Mahi Sall, Advisor, Fintech-Bank Partnerships, Payments and Financial Inclusivity
January 25th, 2023
The New York Times | | Apr 5, 2021
On Monday, the Supreme Court said it was kosher to copy someone else’s computer code in some cases. That handed Google a win in a decade-long court battle with Oracle over the guts of the Android smartphone system.
I’ll explain why the technology industry was relieved by the decision, and the ways it might be relevant for artists, writers and archivists. I also want us to ponder this: Why are thorny legal questions seemingly inescapable in technology right now?
Oracle controls software programming technologies called Java that are a building block for many apps and digital services. Google used a relatively small chunk of Java computer code in its Android operating system, and that made it easier for software experts to make smartphone apps.
In the Google v. Oracle America case, Google said it was standard practice to copy what are called application programming interfaces, or APIs, a set of instructions to make sure that technologies from different companies can work together. Oracle said that Google stole its software and demanded billions of dollars. Each company said it was trying to save the tech industry from ruin.

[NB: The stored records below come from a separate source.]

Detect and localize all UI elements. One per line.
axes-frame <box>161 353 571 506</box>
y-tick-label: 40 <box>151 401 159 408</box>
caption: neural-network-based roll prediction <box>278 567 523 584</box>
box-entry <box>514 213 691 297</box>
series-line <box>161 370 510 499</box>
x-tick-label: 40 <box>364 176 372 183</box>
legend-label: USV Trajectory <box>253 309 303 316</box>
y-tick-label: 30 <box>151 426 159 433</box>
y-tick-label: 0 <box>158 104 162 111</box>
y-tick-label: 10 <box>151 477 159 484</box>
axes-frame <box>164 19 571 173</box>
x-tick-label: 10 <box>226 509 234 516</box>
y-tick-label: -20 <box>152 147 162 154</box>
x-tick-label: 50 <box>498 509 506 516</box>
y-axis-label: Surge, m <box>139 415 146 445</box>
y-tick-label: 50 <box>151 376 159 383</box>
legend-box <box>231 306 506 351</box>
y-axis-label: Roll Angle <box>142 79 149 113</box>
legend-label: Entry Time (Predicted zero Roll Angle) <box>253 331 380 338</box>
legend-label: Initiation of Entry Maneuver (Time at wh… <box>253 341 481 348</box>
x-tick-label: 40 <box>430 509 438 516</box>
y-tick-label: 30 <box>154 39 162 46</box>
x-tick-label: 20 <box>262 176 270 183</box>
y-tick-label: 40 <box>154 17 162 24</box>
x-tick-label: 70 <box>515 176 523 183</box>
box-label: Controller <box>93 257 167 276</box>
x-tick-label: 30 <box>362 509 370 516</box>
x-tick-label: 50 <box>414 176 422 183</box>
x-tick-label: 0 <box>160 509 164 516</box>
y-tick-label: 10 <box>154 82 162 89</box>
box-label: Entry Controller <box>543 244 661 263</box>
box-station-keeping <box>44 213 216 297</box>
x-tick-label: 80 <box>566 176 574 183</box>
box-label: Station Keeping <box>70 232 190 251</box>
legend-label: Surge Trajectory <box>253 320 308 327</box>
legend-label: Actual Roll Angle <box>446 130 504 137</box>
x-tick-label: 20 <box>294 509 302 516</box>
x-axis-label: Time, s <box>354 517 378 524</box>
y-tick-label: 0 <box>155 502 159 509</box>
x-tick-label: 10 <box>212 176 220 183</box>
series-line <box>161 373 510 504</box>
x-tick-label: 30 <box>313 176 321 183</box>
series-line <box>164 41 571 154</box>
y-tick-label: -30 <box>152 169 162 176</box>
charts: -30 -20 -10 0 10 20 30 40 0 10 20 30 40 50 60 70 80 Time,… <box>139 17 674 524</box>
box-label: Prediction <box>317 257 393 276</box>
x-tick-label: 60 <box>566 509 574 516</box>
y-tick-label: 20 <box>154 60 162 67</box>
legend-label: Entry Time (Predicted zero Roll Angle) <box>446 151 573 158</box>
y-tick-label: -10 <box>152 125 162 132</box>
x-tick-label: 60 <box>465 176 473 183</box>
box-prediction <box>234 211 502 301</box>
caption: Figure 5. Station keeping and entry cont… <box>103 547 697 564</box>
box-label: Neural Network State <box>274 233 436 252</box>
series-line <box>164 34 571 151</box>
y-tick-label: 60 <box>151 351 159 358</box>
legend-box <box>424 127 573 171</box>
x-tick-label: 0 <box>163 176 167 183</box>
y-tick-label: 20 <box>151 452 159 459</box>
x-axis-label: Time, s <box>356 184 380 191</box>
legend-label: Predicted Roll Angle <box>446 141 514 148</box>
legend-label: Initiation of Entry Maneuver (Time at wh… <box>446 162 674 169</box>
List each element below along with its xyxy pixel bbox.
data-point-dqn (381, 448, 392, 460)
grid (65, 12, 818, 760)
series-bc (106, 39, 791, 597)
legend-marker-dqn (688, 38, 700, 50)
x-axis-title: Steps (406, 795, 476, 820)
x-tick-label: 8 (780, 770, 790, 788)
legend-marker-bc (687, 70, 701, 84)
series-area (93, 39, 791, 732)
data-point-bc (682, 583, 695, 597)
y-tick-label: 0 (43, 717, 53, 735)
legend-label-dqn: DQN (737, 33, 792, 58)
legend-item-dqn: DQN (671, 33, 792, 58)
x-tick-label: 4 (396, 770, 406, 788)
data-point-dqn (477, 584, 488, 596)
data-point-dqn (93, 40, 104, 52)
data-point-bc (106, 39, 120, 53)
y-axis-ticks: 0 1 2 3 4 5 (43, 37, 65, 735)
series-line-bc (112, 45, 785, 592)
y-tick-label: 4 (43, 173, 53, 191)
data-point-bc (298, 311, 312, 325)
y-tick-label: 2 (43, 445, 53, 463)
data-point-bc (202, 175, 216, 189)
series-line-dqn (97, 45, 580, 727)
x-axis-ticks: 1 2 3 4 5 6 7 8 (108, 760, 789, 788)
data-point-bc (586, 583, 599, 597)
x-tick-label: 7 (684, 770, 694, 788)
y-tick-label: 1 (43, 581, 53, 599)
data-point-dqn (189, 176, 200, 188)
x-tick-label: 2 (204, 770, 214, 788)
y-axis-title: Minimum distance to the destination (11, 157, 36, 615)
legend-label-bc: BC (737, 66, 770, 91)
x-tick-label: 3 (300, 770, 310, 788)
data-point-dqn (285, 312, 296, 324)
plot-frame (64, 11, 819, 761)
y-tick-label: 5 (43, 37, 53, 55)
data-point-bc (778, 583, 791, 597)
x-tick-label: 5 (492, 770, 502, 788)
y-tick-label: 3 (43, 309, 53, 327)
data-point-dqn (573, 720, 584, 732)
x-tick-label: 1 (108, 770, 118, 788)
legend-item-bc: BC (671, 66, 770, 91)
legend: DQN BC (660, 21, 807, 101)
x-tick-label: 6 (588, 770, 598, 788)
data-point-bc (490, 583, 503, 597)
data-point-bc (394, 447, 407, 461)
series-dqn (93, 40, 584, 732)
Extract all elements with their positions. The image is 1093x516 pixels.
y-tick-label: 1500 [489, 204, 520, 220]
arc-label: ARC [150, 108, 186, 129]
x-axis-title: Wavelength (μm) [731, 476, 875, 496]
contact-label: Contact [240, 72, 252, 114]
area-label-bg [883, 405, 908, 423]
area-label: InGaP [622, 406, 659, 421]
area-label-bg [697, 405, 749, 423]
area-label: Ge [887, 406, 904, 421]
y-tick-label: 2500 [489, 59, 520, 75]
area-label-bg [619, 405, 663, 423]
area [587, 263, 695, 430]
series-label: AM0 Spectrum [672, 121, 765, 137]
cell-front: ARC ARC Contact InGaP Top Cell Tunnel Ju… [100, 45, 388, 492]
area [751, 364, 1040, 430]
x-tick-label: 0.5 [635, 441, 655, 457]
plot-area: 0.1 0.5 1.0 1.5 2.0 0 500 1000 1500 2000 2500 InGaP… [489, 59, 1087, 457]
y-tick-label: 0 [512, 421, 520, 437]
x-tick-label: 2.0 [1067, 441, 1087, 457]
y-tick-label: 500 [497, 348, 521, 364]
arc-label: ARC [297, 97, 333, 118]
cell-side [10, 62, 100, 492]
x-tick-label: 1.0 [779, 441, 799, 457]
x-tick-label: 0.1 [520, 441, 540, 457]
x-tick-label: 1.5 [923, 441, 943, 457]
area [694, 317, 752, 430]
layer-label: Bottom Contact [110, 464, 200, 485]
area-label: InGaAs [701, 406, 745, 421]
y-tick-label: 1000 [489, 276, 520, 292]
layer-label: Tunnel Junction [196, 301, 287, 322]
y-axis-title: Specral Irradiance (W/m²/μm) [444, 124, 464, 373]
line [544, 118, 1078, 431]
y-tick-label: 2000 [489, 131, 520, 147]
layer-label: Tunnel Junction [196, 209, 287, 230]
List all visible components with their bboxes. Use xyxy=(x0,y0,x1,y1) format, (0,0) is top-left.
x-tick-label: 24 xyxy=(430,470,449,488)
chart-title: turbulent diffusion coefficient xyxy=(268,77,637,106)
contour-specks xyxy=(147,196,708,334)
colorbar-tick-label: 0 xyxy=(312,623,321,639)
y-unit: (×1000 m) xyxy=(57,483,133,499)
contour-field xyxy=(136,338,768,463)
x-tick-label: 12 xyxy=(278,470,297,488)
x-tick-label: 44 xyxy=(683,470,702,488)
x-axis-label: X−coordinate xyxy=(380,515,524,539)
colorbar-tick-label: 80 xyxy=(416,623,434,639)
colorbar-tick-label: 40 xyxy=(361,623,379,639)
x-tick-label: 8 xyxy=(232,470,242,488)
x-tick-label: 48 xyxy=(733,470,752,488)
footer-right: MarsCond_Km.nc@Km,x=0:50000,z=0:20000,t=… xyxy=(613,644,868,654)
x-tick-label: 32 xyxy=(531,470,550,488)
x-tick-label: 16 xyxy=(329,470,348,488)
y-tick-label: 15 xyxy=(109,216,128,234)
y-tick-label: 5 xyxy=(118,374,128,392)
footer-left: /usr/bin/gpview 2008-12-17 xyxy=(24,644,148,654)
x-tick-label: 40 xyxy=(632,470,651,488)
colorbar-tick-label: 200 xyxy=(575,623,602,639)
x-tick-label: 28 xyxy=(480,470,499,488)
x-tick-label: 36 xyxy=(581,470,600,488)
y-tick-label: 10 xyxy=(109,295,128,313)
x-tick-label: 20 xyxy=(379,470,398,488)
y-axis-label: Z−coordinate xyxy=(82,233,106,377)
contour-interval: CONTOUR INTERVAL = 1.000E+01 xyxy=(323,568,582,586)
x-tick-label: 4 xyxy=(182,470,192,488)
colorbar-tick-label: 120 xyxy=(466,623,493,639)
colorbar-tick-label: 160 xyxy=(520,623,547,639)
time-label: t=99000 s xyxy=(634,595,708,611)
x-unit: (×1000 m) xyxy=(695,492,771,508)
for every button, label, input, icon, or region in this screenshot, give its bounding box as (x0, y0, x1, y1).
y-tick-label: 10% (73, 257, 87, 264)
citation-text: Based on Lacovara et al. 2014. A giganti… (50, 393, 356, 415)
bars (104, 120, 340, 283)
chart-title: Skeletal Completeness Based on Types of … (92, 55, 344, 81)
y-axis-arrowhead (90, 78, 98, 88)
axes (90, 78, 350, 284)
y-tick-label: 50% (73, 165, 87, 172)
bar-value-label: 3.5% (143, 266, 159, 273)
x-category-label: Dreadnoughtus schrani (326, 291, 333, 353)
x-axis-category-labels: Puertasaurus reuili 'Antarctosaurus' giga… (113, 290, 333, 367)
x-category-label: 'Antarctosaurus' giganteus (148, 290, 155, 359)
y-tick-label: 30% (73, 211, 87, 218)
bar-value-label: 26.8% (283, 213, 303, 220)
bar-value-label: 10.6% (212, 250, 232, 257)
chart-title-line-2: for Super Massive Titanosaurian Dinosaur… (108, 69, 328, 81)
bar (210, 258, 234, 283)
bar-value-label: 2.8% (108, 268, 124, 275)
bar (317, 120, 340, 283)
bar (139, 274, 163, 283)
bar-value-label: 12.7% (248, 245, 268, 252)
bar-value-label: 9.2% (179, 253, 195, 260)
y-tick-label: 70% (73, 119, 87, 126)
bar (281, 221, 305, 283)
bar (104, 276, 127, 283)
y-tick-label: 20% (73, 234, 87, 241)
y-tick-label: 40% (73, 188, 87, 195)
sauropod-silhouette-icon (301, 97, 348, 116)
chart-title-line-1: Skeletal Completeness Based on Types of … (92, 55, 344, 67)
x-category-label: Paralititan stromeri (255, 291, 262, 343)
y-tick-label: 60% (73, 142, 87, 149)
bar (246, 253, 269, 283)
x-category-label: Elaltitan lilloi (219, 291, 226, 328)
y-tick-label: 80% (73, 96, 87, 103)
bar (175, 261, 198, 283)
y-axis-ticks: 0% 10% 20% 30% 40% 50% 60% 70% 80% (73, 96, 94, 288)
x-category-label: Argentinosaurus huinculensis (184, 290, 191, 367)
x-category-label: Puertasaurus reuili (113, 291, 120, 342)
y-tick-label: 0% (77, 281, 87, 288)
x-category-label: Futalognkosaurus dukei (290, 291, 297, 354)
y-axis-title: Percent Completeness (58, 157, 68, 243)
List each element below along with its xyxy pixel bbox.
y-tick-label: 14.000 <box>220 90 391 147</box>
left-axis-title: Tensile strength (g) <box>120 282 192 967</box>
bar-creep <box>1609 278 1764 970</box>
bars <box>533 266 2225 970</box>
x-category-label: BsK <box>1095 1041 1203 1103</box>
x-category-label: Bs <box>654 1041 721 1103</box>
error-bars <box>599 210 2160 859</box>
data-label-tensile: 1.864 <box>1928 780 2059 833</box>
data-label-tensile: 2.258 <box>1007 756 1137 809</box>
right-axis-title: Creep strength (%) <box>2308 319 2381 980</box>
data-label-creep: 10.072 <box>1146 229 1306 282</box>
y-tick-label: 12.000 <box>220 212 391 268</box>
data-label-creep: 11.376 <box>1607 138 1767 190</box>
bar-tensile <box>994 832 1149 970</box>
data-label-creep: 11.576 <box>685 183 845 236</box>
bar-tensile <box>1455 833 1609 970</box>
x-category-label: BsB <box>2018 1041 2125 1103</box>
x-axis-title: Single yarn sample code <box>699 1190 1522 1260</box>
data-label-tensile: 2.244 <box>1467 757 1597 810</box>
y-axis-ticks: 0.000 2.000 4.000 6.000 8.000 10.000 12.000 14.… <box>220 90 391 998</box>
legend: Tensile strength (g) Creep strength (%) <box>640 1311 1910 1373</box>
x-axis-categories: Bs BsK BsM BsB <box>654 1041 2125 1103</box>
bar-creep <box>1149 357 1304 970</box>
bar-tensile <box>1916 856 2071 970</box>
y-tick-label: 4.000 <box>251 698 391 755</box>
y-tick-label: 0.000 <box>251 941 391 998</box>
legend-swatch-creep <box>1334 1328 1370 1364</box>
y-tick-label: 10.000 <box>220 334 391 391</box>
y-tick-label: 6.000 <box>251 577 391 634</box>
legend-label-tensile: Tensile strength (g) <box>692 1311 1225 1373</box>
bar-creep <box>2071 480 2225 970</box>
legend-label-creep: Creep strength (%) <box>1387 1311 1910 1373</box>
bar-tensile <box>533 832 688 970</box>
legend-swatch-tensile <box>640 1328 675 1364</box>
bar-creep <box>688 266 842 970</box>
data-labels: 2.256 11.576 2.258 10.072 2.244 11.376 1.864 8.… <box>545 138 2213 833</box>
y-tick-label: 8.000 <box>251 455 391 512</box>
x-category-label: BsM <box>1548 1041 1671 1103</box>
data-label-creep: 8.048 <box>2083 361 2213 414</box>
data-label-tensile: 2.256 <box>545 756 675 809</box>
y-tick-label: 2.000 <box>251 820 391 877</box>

This is complicated stuff that made lawyers on both sides and the justices grasping for analogies — safecracking, football playbooks and restaurant menus — to explain APIs. In his majority opinion on behalf of six justices, Justice Stephen G. Breyer compared APIs to the gas pedal, which tells a car to move faster, and a keyboard that types a letter when you press a specific key.
Google won. Although as my colleague Adam Liptak wrote, the Supreme Court had previously said it would answer two questions: Whether companies like Oracle could copyright APIs, and if so, whether Google’s use of them fit an exception to the copyright law known as fair use. A majority of the justices answered only the second question, with a yes.
Two justices, Clarence Thomas and Samuel A. Alito Jr., said it was a mistake to sidestep the question of whether APIs are protected by copyright laws. Justice Thomas wrote that he would have said yes.
Even though the justices left an open question, intellectual property lawyers told me that the decision should give comfort to companies that use APIs. The Supreme Court essentially blessed what Google did because it took APIs and transformed the software into something new that can benefit all of us.
Many technologists had sided with Google — even those who aren’t usually fans of the company. They worried that if companies could prevent rivals from using APIs or charge exorbitant prices to use them, it could discourage companies from inventing new products. For them, the Supreme Court decision brought relief.
The technology industry is racked with legal questions now: How should the First Amendment apply to social media companies? Do antitrust laws need to be rewritten for Big Tech? Does a 25-year-old internet law preserve people’s free expression or crush it? Tech now revolves around laws, not just computer code.